1. Division of work. This principle is the same as Adam Smith's 'division of labour'. Specialisation increases output by making
employees more efficient.
2. Authority. Managers must be able to give orders. Authority gives them this right. Note that responsibility arises wherever
authority is exercised.
3. Discipline. Employees must obey and respect the rules that govern the organisation. Good discipline is the result of effective
leadership, a clear understanding between management and workers regarding the organisation's rules, and the judicious
use of penalties for infractions of the rules.
4. Unity of command. Every employee should receive orders from only one superior.
5. Unity of direction. Each group of organisational activities that have the same objective should be directed by one manager
using one plan.
6. Subordination of individual interests to the general interest. The interests of any one employee or group of employees
should not take precedence over the interests of the organisation as a whole.
7. Remuneration. Workers must be paid a fair wage for their services.
8. Centralisation. Centralisation refers to the degree to which subordinates are involved in decision making. Whether decision
making is centralised (to management) or decentralised (to subordinates) is a question of proper proportion. The task is to
find the optimum degree of centralisation for each situation.
9. Scalar chain. The line of authority from top management to the lowest ranks represents the scalar chain. Communications
should follow this chain. However, if following the chain creates delays, cross-communications can be allowed if agreed to
by all parties and superiors are kept informed.
10. Order. People and materials should be in the right place at the right time.
11. Equity. Managers should be kind and fair to their subordinates.
12. Stability of tenure of personnel. High employee turnover is inefficient. Management should provide orderly personnel
planning and ensure that replacements are available to fill vacancies.

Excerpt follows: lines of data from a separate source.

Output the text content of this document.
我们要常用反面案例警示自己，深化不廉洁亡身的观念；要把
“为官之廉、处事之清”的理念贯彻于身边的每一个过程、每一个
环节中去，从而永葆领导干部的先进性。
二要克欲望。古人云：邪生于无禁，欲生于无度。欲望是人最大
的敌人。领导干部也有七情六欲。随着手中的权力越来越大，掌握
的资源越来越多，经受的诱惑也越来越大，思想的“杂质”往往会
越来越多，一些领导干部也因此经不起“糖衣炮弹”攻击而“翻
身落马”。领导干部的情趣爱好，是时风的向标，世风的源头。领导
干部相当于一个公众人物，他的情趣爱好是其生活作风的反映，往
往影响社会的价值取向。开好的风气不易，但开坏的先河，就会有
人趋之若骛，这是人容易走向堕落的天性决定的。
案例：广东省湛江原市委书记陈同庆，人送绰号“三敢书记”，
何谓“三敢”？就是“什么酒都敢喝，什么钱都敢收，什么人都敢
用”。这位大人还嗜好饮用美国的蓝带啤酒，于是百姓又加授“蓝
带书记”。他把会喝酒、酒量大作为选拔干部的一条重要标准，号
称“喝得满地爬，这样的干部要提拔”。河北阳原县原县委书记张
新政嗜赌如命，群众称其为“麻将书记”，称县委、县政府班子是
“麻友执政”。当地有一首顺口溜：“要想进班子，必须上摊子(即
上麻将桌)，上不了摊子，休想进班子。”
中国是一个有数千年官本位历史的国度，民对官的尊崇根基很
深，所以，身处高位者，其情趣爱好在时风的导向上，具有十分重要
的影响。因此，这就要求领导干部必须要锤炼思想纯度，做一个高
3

13. Initiative. Employees who are allowed to originate and carry out plans will exert high levels of effort.
14. Esprit de corps. Promoting team spirit will build harmony and unity within the organisation.

Article #6

Frederick Winslow Taylor (March 20, 1856 – March 21, 1915) was an American mechanical engineer who sought to improve
industrial efficiency.[1] He is regarded as the father of scientific management and was one of the first management consultants.[2]

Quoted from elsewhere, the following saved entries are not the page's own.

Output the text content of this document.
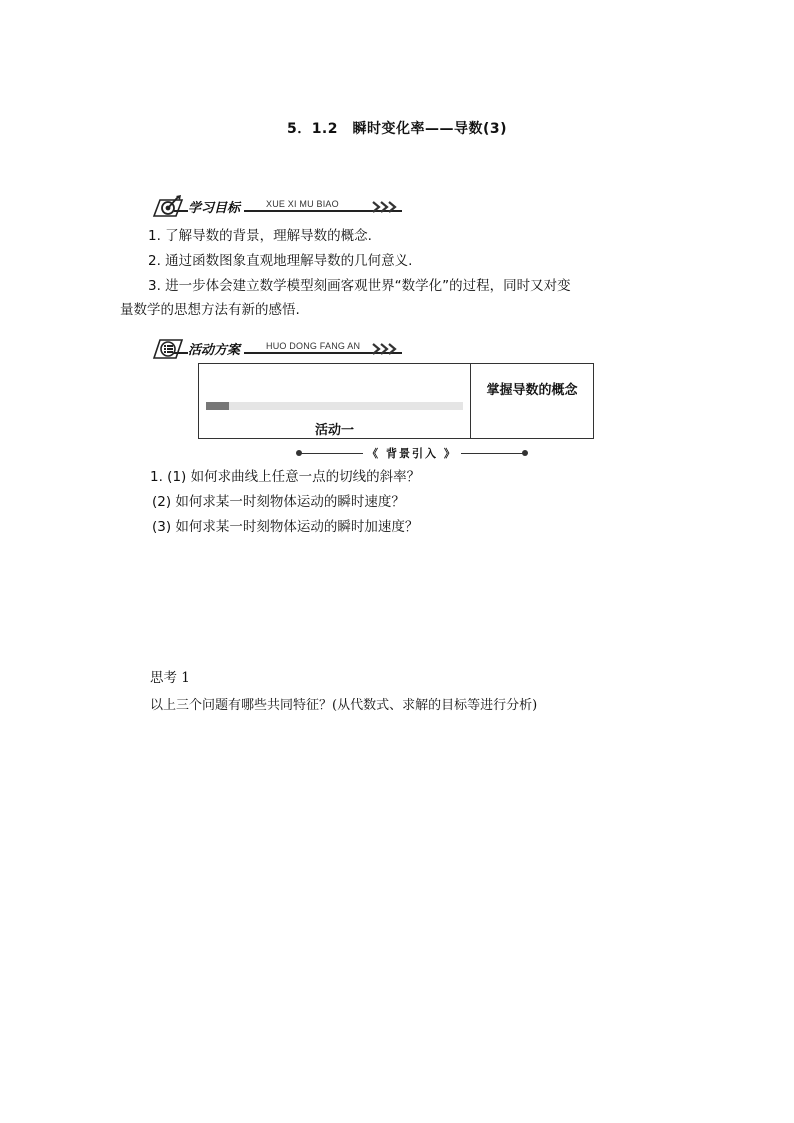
5．1.2　瞬时变化率——导数(3)
学习目标	XUE XI MU BIAO
1. 了解导数的背景，理解导数的概念.
2. 通过函数图象直观地理解导数的几何意义.
3. 进一步体会建立数学模型刻画客观世界“数学化”的过程，同时又对变
量数学的思想方法有新的感悟.
活动方案	HUO DONG FANG AN
活动一
掌握导数的概念
《 背景引入 》
1. (1) 如何求曲线上任意一点的切线的斜率？
(2) 如何求某一时刻物体运动的瞬时速度？
(3) 如何求某一时刻物体运动的瞬时加速度？
思考 1
以上三个问题有哪些共同特征？(从代数式、求解的目标等进行分析)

Scientific management was a theory of management that analyzed and synthesized workflows. Its main objective was improving
economic efficiency, especially labor productivity. It was one of the earliest attempts to apply science to the engineering of processes
and to management. Its development began with Frederick Winslow Taylor in the 1880s and 1890s within the manufacturing
industries. Its peak of influence came in the 1910s; by the 1920s, it was still influential but had begun an era of competition and
syncretism with opposing or complementary ideas. Although scientific management as a distinct theory or school of thought was
obsolete by the 1930s, most of its themes are still important parts of industrial engineering and management today. These include
analysis; synthesis; logic; rationality; empiricism; work ethic; efficiency and elimination of waste; standardization of best practices;
disdain for tradition preserved merely for its own sake or merely to protect the social status of particular workers with particular skill
sets; the transformation of craft production into mass production; and knowledge transfer between workers and from workers into
tools, processes, and documentation.